昭和の終わりごろまでにはどこにでもあったこうした風景は、北陸本線の沿線でさえほとんど見ることができなくなった。
それでも富山県は、北陸三県にあっては比較的多くホーロー看板が残っている県である。それが証拠に、今では滅多に出遭うこともなくなった由美かおるのアース渦巻の楕円形看板や、水原弘のハイアース、浪花千栄子のオロナイン軟膏といったマニアに人気の大塚系の看板も、“昭和が匂う”集落にはまだまだ健在なのだ。
この日もお宝が放つ“匂い”に誘われるまま偶然に飛び込んだ小さな集落で、立て続けに遭遇することになった。
単純なもので、これでずい分と気をよくしてしまう。この後、何の収穫がなくとも、これだけで満足なのだ。

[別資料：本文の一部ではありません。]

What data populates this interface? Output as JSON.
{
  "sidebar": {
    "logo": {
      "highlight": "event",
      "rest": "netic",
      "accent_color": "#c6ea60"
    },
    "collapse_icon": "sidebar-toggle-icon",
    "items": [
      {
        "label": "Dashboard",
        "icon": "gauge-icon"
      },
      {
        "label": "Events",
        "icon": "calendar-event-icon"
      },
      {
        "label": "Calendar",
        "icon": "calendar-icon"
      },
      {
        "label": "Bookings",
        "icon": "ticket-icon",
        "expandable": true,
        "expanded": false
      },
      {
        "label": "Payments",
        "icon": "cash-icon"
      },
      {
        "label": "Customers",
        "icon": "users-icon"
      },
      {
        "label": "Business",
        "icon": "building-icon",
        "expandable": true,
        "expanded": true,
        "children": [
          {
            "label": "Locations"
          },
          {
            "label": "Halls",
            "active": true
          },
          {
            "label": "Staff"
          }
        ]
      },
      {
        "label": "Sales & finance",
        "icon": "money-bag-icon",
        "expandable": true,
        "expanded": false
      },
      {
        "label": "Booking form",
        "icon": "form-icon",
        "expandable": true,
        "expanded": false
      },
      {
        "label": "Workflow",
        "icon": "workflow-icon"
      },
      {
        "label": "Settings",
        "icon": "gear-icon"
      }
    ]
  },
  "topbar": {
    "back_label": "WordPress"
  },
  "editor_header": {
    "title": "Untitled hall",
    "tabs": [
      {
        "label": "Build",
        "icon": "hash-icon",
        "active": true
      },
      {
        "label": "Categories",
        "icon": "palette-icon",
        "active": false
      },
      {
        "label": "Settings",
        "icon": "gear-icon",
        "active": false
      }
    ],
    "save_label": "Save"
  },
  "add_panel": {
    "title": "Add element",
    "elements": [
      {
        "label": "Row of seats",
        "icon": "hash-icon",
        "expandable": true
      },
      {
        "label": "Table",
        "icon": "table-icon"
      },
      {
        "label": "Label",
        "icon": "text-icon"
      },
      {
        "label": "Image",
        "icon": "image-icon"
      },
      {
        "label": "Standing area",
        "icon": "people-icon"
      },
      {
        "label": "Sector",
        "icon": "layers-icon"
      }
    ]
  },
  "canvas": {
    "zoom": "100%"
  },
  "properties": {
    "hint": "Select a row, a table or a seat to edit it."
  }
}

鼻歌交じりでハンドルを握りながら、次の目的地を目指す。
高岡市から能登半島の内陸部を北上していくルートは、忘れた頃に小さな集落がポツリポツリと出てくる程度で、あとは緩やかなカーブを繰り返す鬱蒼とした緑の山の中をひたすら走っていくだけだ。
県境を越え、石川県に入ると今度はどこまでも続く田園地帯。このギャップが能登半島の風景を象徴している。

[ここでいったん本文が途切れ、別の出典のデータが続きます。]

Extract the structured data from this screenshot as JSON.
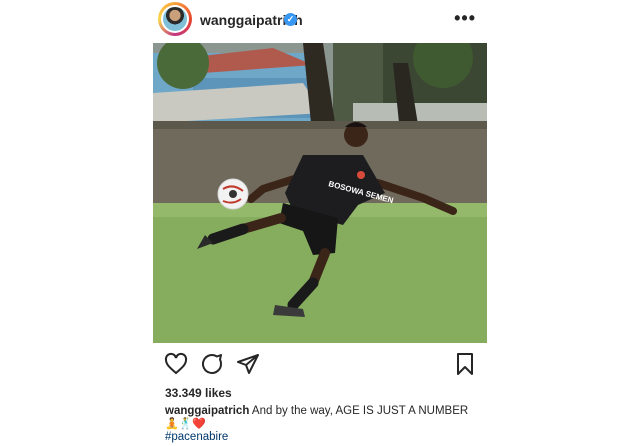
{
  "post": {
    "username": "wanggaipatrich",
    "verified_icon": "verified-badge-icon",
    "more_icon": "more-options-icon",
    "likes": "33.349 likes",
    "caption_user": "wanggaipatrich",
    "caption_text": "And by the way, AGE  IS JUST A NUMBER",
    "emoji_line": "🧘🕺❤️",
    "hashtag": "#pacenabire",
    "jersey_text": "BOSOWA SEMEN"
  },
  "colors": {
    "accent_blue": "#3897f0",
    "hashtag_blue": "#00376b",
    "text": "#262626"
  }
}
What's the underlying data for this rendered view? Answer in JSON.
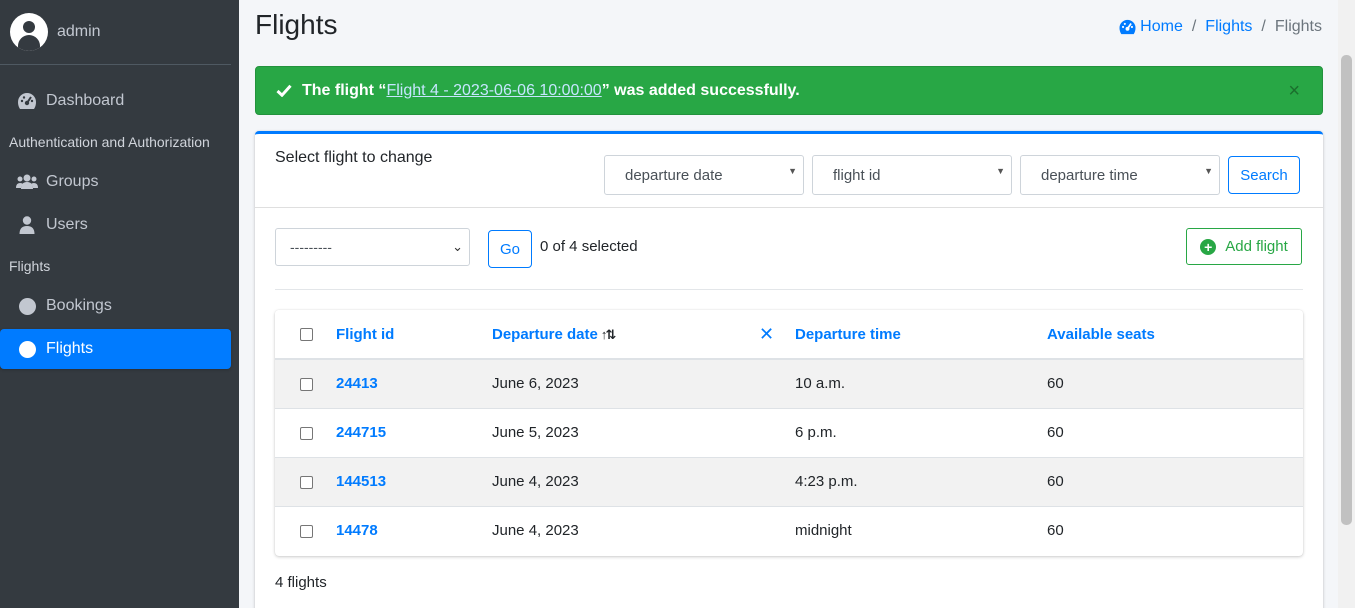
{
  "sidebar": {
    "user": "admin",
    "dashboard": "Dashboard",
    "auth_header": "Authentication and Authorization",
    "groups": "Groups",
    "users": "Users",
    "flights_header": "Flights",
    "bookings": "Bookings",
    "flights": "Flights"
  },
  "header": {
    "title": "Flights",
    "breadcrumb": [
      "Home",
      "Flights",
      "Flights"
    ]
  },
  "alert": {
    "prefix": "The flight “",
    "link": "Flight 4 - 2023-06-06 10:00:00",
    "suffix": "” was added successfully.",
    "close": "×"
  },
  "filters": {
    "title": "Select flight to change",
    "departure_date": "departure date",
    "flight_id": "flight id",
    "departure_time": "departure time",
    "search": "Search"
  },
  "actions": {
    "select_value": "---------",
    "go": "Go",
    "selected": "0 of 4 selected",
    "add": "Add flight"
  },
  "table": {
    "columns": [
      "Flight id",
      "Departure date",
      "Departure time",
      "Available seats"
    ],
    "clear_sort": "✕",
    "rows": [
      {
        "id": "24413",
        "date": "June 6, 2023",
        "time": "10 a.m.",
        "seats": "60"
      },
      {
        "id": "244715",
        "date": "June 5, 2023",
        "time": "6 p.m.",
        "seats": "60"
      },
      {
        "id": "144513",
        "date": "June 4, 2023",
        "time": "4:23 p.m.",
        "seats": "60"
      },
      {
        "id": "14478",
        "date": "June 4, 2023",
        "time": "midnight",
        "seats": "60"
      }
    ]
  },
  "footer": {
    "count": "4 flights"
  },
  "colors": {
    "primary": "#007bff",
    "success": "#28a745",
    "sidebar": "#343a40"
  }
}
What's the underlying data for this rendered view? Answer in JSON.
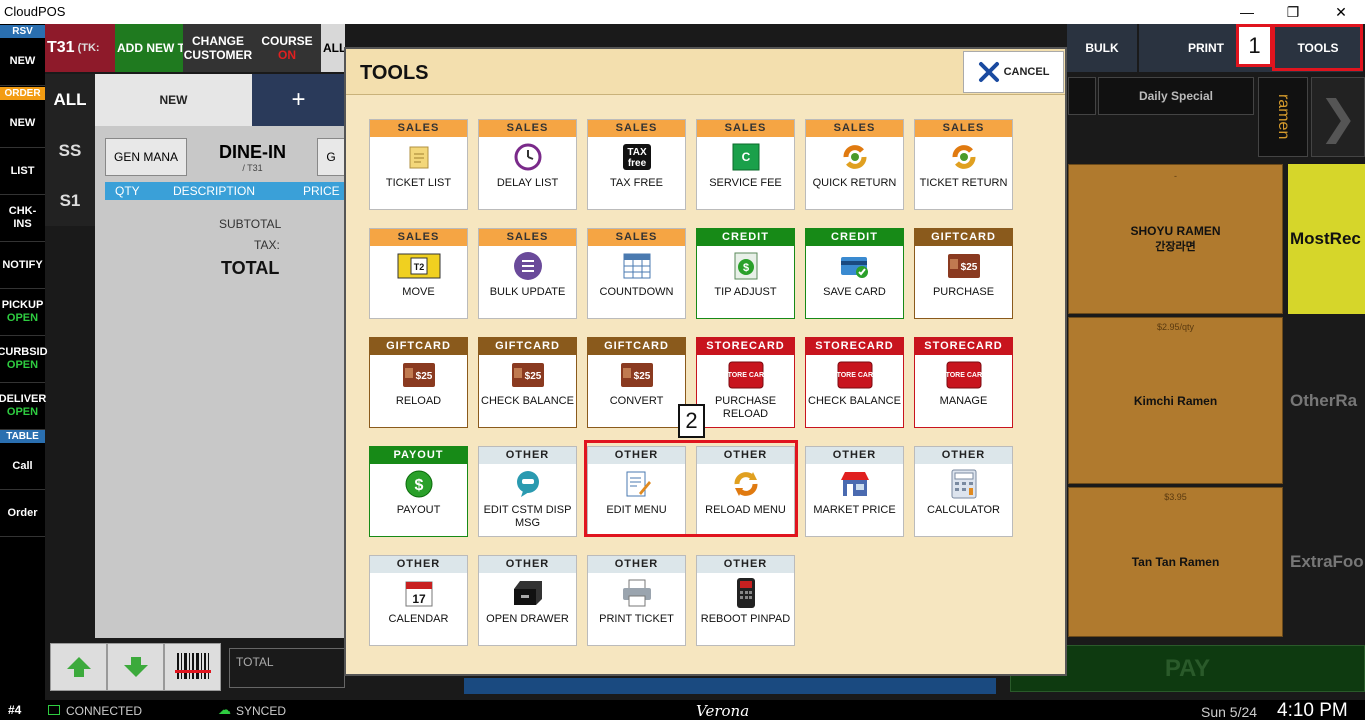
{
  "window": {
    "title": "CloudPOS"
  },
  "colors": {
    "accent_red": "#e0141e",
    "sales": "#f5a544",
    "credit": "#178a17",
    "giftcard": "#8a5a1c",
    "storecard": "#c8141e",
    "other": "#dce6ea"
  },
  "left_nav": {
    "rsv": "RSV",
    "new1": "NEW",
    "order": "ORDER",
    "new2": "NEW",
    "list": "LIST",
    "chkins": "CHK-INS",
    "notify": "NOTIFY",
    "pickup": "PICKUP",
    "pickup_status": "OPEN",
    "curbside": "CURBSID",
    "curbside_status": "OPEN",
    "delivery": "DELIVER",
    "delivery_status": "OPEN",
    "table": "TABLE",
    "call": "Call",
    "orderitem": "Order"
  },
  "top_bar": {
    "table_id": "T31",
    "table_tk": "(TK:",
    "add_new": "ADD NEW T",
    "change_customer": "CHANGE CUSTOMER",
    "course": "COURSE",
    "course_status": "ON",
    "all": "ALL",
    "bulk": "BULK",
    "print": "PRINT",
    "tools": "TOOLS"
  },
  "order_panel": {
    "all_tab": "ALL",
    "new_tab": "NEW",
    "add_tab": "+",
    "seat_ss": "SS",
    "seat_s1": "S1",
    "gen_mana": "GEN MANA",
    "dine_in": "DINE-IN",
    "dine_sub": "/ T31",
    "g_btn": "G",
    "col_qty": "QTY",
    "col_desc": "DESCRIPTION",
    "col_price": "PRICE",
    "subtotal": "SUBTOTAL",
    "tax": "TAX:",
    "total": "TOTAL",
    "total_field": "TOTAL"
  },
  "menu": {
    "daily_special": "Daily Special",
    "ramen_tab": "ramen",
    "items": [
      {
        "name": "SHOYU RAMEN",
        "sub": "간장라면",
        "price": "-"
      },
      {
        "name": "Kimchi Ramen",
        "sub": "",
        "price": "$2.95/qty"
      },
      {
        "name": "Tan Tan Ramen",
        "sub": "",
        "price": "$3.95"
      }
    ],
    "categories": [
      "MostRec",
      "OtherRa",
      "ExtraFoo"
    ],
    "pay": "PAY"
  },
  "status_bar": {
    "station": "#4",
    "connected": "CONNECTED",
    "synced": "SYNCED",
    "brand": "Verona",
    "date": "Sun 5/24",
    "time": "4:10 PM"
  },
  "modal": {
    "title": "TOOLS",
    "cancel": "CANCEL",
    "tiles": [
      {
        "cat": "SALES",
        "label": "TICKET LIST",
        "icon": "notepad-icon"
      },
      {
        "cat": "SALES",
        "label": "DELAY LIST",
        "icon": "clock-icon"
      },
      {
        "cat": "SALES",
        "label": "TAX FREE",
        "icon": "tax-free-icon"
      },
      {
        "cat": "SALES",
        "label": "SERVICE FEE",
        "icon": "service-fee-icon"
      },
      {
        "cat": "SALES",
        "label": "QUICK RETURN",
        "icon": "return-icon"
      },
      {
        "cat": "SALES",
        "label": "TICKET RETURN",
        "icon": "return-icon"
      },
      {
        "cat": "SALES",
        "label": "MOVE",
        "icon": "move-icon"
      },
      {
        "cat": "SALES",
        "label": "BULK UPDATE",
        "icon": "list-icon"
      },
      {
        "cat": "SALES",
        "label": "COUNTDOWN",
        "icon": "table-icon"
      },
      {
        "cat": "CREDIT",
        "label": "TIP ADJUST",
        "icon": "money-icon"
      },
      {
        "cat": "CREDIT",
        "label": "SAVE CARD",
        "icon": "card-icon"
      },
      {
        "cat": "GIFTCARD",
        "label": "PURCHASE",
        "icon": "gift-card-icon"
      },
      {
        "cat": "GIFTCARD",
        "label": "RELOAD",
        "icon": "gift-card-icon"
      },
      {
        "cat": "GIFTCARD",
        "label": "CHECK BALANCE",
        "icon": "gift-card-icon"
      },
      {
        "cat": "GIFTCARD",
        "label": "CONVERT",
        "icon": "gift-card-icon"
      },
      {
        "cat": "STORECARD",
        "label": "PURCHASE RELOAD",
        "icon": "store-card-icon"
      },
      {
        "cat": "STORECARD",
        "label": "CHECK BALANCE",
        "icon": "store-card-icon"
      },
      {
        "cat": "STORECARD",
        "label": "MANAGE",
        "icon": "store-card-icon"
      },
      {
        "cat": "PAYOUT",
        "label": "PAYOUT",
        "icon": "dollar-icon"
      },
      {
        "cat": "OTHER",
        "label": "EDIT CSTM DISP MSG",
        "icon": "chat-icon"
      },
      {
        "cat": "OTHER",
        "label": "EDIT MENU",
        "icon": "edit-icon"
      },
      {
        "cat": "OTHER",
        "label": "RELOAD MENU",
        "icon": "reload-icon"
      },
      {
        "cat": "OTHER",
        "label": "MARKET PRICE",
        "icon": "store-icon"
      },
      {
        "cat": "OTHER",
        "label": "CALCULATOR",
        "icon": "calculator-icon"
      },
      {
        "cat": "OTHER",
        "label": "CALENDAR",
        "icon": "calendar-icon"
      },
      {
        "cat": "OTHER",
        "label": "OPEN DRAWER",
        "icon": "drawer-icon"
      },
      {
        "cat": "OTHER",
        "label": "PRINT TICKET",
        "icon": "printer-icon"
      },
      {
        "cat": "OTHER",
        "label": "REBOOT PINPAD",
        "icon": "pinpad-icon"
      }
    ],
    "icon_text": {
      "tax_top": "TAX",
      "tax_bottom": "free",
      "fee": "C",
      "move": "T2",
      "gift": "$25",
      "store": "STORE CARD",
      "calendar": "17"
    }
  },
  "annotations": {
    "step1": "1",
    "step2": "2"
  }
}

梅雨に入ったばかりの曇天に時折薄日が差し込むと、用水路を流れる水がキラキラと反射し、しっかりと根付いた稲の青さが目に沁みる。
能登半島を横断するローカル線の線路を渡り、集落の中に入ったところにその店はあった。創業は万延元年というが、いったい何年経っているのかよくわからない。
とにかく江戸時代にできたそのクスリ屋に足を踏み入れると、瞬時に、お宝が放つ独特の“匂い”に包まれてしまう自分を感じた。

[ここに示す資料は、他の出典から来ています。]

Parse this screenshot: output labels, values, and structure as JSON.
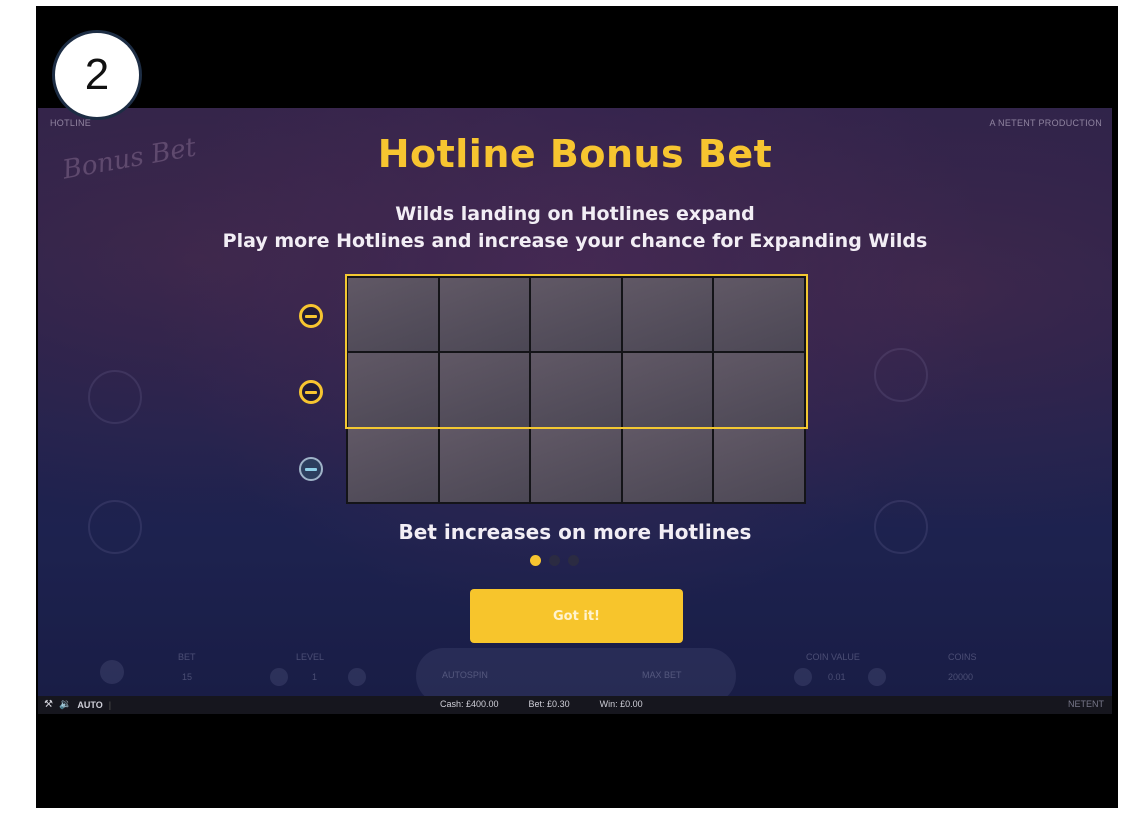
{
  "step_badge": "2",
  "header": {
    "game_name": "HOTLINE",
    "production": "A NETENT PRODUCTION",
    "logo_script": "Bonus Bet"
  },
  "dialog": {
    "title": "Hotline Bonus Bet",
    "subtitle_1": "Wilds landing on Hotlines expand",
    "subtitle_2": "Play more Hotlines and increase your chance for Expanding Wilds",
    "caption": "Bet increases on more Hotlines",
    "button_label": "Got it!",
    "pages_total": 3,
    "page_active": 1,
    "grid": {
      "rows": 3,
      "cols": 5,
      "hotlines_active": 2
    }
  },
  "controls_ghost": {
    "bet_label": "BET",
    "bet_value": "15",
    "level_label": "LEVEL",
    "level_value": "1",
    "autospin_label": "AUTOSPIN",
    "maxbet_label": "MAX BET",
    "coin_value_label": "COIN VALUE",
    "coin_value": "0.01",
    "coins_label": "COINS",
    "coins_value": "20000"
  },
  "status_bar": {
    "auto_label": "AUTO",
    "cash": "Cash: £400.00",
    "bet": "Bet: £0.30",
    "win": "Win: £0.00",
    "brand": "NETENT"
  },
  "colors": {
    "accent": "#f7c530",
    "text": "#f2eef5",
    "background": "#2b2a5c"
  }
}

店主のおばあちゃんは始終ニコニコした顔で、ずっとこの店を続けてきたことや、先代の店主だったおじいちゃんのこと、能登名物の「がめはり薬」の効能や、以前は今よりもっと賑やかだった駅前の往来の様子など、控えめに、そして朴訥とした語り口で話してくれた。
店内の柱に貼られた「羽二重石鹸」が貼られた顛末は分からず終いだったが、「こんなのもあるよ」と言いながら、倉庫から「ニッサン石鹸」の看板を出してきて見せてくれた。
長くホーロー探検を続けていると、地方ではどうしても胡散臭いよそ者と見られがちで、いきなり看板の撮影をお願いして撮影拒否されたことも少なからずあったが、初対面の緊張感でさえ緩和される、こうした親切な出会いにはほんとうに心が和む。人とのふれ合いはホーロー看板を探すことの醍醐味だと改めて思うのだ。
この日は、雷雨に見舞われたり、青空が出たりという、梅雨に入ったばかりの不安定な天候の中、再び氷見から高岡に戻り、旧福野町や福光町を走り回った。
黄金色にそよぐ麦畑を突っ切った小さな集落にある民家の板壁には、目に鮮やかな赤と黄色のクスリの看板が貼られていた。
路傍に石仏がたたずむ周りの風景も含めて、しっかりと目に焼き付けてきびすを返した。
(2012.8.5記)
※画像上/富山平野の田園風景を象徴するのが麦畑。富山県南部の田園地帯では見慣れた風景である。この日は強風にあおられて大きく揺れていた。
※画像中/古い町並みが残る福野町の商店街を歩く。
※画像下/旧・福光町(現・南砺市)の町並み。造り酒屋や老舗の商店が軒を並べる表通りから、脇道を入ると、クルマが通り抜けできないような路地もある。